L'amour est patient. C'est la longanimité, le support patient manifesté à l'égard des faiblesses et des imperfections de ceux qui font preuve de bonnes intentions. L'amour est patient, même à l'égard de ceux qui ne marchent plus dans la bonne voie, qui s'opposent à la justice et à la vérité, sachant que toute l'humanité est, dans une certaine mesure, sous l'influence du grand adversaire et de son armée de démons qui aveuglent l'esprit des hommes. Notre Seigneur Jésus manifesta cet amour-là d'une façon remarquable. Comme Il se montra patient avec ses adversaires ! Ecoutons ce que nous dit l'apôtre à ce sujet dans l'épître aux Hébreux : « Considérez, en effet, celui qui a supporté contre sa personne une telle opposition de la part des pécheurs, afin que vous ne vous lassiez point (en faisant le bien et en usant de patience), l'âme découragée. »

L'amour est plein de bonté dans toutes ses méthodes. Il ne cherche pas seulement à faire le bien, mais encore à le faire de la meilleure manière possible. Plus nous croissons dans l'amour, plus notre cœur s'efforce d'être plein d'amabilité dans toutes les paroles, tous les actes et dans les pensées qui dirigent les actes. L'amour est tendre, plein d'affection. Il s'intéresse réellement et profondément au bien du prochain, surtout à celui des frères en Christ. Nous devrions nous souvenir de la devise d'un vieux Quaker : « Je ne traverserai ce monde qu'une fois ; c'est pourquoi je dois faire maintenant tout le bien que je puis faire et être aimable en toute occasion envers tout homme. Je ne remettrai ni ne négligerai une bonne action, car je ne passerai pas une seconde fois dans cette vie. » Ces sentiments doivent se manifester surtout parmi les membres de L'Eglise de Christ.

L'amour est généreux. Il ne laisse aucune place à l’envie qui, à l'opposé de l'amour, a sa source dans une nature pervertie et provient de l'égoïsme. L'amour se réjouit avec ceux qui se réjouissent ; il se réjouit du bien accompli par toute bonne parole et par toute bonne œuvre ; il se réjouit de voir ceux qui sont conduits par l'Esprit de Dieu croître en grâce et en zèle au service du Seigneur.

L'amour est humble. « II ne se vante point » ; il ne sonne pas de la trompette pour faire connaître ses bonnes actions, car elles ne sont pas accomplies pour être vues des hommes et pour recevoir les louanges des frères. L'amour agit de manière à ce que Dieu seul voie et connaisse ses œuvres, il ne se vante pas de son savoir ni de ses grâces, mais reconnaît humblement que toute grâce et tout don parfait viennent du Père à qui il rend gloire pour toute faveur qu'il reçoit. L'amour cherche plutôt à se tenir à l'arrière-plan. Quelqu'un a dit avec raison : « L'amour empêche un homme de devenir insensé par ses inconséquences et en s'aventurant dans des positions qui trahiraient son incompétence. »

L'amour est courtois. Il n'agit pas avec inconvenance. Ce trait distinctif du caractère de l'enfant de Dieu est vraiment beau ! Cette qualité pleine d'égards et d'attentions pour autrui jaillit d'un cœur plein d'un réel amour, d'un amour soigneusement cultivé, car souvent le manque de courtoisie inflige de douloureuses blessures. L'orgueil et l'égoïsme sont les causes de la conduite inconvenante et grossière si commune à ceux qui se considèrent comme des personnages importants par leur savoir ou par leurs richesses. L'amour parfait, au contraire, joint l'humilité à la courtoisie. La politesse, ou courtoisie, est l'amour manifesté dans les petites choses.

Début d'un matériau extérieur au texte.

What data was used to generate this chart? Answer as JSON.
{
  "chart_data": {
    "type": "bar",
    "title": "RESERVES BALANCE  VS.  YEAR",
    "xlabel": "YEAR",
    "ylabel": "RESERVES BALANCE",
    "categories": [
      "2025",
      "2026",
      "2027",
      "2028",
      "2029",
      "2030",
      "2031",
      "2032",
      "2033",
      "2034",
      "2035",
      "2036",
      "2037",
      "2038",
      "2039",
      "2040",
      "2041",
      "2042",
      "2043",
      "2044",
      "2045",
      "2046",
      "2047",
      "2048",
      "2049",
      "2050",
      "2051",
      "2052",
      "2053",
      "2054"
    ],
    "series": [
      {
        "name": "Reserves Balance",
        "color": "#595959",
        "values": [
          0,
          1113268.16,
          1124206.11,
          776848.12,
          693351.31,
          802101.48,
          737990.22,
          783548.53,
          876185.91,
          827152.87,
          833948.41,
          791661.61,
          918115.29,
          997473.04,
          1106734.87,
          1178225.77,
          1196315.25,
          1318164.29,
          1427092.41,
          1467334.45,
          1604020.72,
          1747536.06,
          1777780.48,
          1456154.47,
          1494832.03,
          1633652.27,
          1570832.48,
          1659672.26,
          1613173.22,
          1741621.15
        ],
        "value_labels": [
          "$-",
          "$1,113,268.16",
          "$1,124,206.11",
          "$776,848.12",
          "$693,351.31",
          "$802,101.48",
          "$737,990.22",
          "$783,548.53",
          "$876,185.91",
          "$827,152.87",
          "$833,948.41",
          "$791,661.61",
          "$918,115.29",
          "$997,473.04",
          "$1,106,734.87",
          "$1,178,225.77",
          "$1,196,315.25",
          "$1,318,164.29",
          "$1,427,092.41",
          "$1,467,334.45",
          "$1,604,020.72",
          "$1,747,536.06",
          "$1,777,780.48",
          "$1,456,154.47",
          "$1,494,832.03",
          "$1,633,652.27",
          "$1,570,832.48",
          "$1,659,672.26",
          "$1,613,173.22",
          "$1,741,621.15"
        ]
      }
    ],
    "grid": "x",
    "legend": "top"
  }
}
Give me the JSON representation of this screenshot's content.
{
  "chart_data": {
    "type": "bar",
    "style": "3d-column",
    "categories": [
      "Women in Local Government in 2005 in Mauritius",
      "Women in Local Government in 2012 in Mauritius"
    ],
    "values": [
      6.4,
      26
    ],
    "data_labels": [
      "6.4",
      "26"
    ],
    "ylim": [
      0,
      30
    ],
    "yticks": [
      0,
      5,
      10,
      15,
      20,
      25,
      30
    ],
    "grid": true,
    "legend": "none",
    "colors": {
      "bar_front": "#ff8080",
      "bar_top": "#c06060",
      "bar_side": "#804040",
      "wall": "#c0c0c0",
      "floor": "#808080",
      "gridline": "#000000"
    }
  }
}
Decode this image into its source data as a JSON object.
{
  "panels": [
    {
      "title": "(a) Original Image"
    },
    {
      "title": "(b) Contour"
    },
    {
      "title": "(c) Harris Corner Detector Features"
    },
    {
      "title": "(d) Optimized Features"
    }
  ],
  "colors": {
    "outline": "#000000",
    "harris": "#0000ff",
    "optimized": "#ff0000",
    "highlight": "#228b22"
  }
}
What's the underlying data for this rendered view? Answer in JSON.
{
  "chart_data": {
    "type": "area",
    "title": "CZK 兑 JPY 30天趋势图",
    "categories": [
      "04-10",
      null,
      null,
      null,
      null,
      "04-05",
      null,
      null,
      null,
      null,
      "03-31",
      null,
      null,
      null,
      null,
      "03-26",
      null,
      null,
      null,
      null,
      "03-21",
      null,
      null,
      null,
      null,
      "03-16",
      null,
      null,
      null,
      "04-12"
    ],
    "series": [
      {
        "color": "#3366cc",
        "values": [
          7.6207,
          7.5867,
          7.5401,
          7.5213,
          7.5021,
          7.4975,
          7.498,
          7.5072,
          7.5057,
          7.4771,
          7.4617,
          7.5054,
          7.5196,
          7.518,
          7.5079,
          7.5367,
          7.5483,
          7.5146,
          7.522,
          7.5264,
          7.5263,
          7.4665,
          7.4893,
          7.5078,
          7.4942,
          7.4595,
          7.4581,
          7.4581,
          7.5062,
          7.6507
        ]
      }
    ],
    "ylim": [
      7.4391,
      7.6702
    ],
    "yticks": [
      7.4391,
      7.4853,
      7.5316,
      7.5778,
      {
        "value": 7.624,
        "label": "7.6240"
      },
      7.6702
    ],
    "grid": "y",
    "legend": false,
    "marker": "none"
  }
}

Le secret de la vraie courtoisie est l'amour. Les gens bien élevés sont ceux qui, avec leur prochain, se comportent avec douceur, avec réflexion, avec bonté, avec amour. Un vrai chrétien doit donc faire preuve d'une bonne éducation, d'une véritable courtoisie, il doit être poli dans toute la force du terme. Ignorer les petites civilités de la vie, les considérer comme inutiles est une grave erreur chez l'enfant de Dieu. Qui n'a pas ressenti la puissance et le charme d'une salutation aimable, d'un sourire agréable et de petites prévenances à l'égard du prochain ; qui n'a pas ressenti, par contre, une peine amère lorsque ces témoignages d'amour font défaut ?

 

L'AMOUR EST DESINTERESSE, DE BONNE HUMEUR ET SINCERE

L'amour est désintéressé, « il ne cherche point son intérêt », ce n'est ni son but exclusif, ni son but principal ; il ne cherche pas à acquérir des avantages aux dépens d'autrui, il ne cherche pas à satisfaire ses intérêts personnels et égoïstes, il va au-devant des désirs des autres et cherche à leur procurer le confort et le bonheur ; il ne cherche pas à accaparer ce qui se présente de meilleur pour lui-même, il ne recherche pas les sièges et les places en vue, il n'attire pas l'attention sur lui, il n'a aucun désir des honneurs les plus élevés, mais préfère les laisser à d'autres, il se contente avec joie de la plus humble place. Le désintéressement est une des facettes de l'amour qui, mise en pratique, exerce une influence incalculable et bénie dans toutes les affaires de la vie, dans la famille, dans l'Eglise de Dieu et partout.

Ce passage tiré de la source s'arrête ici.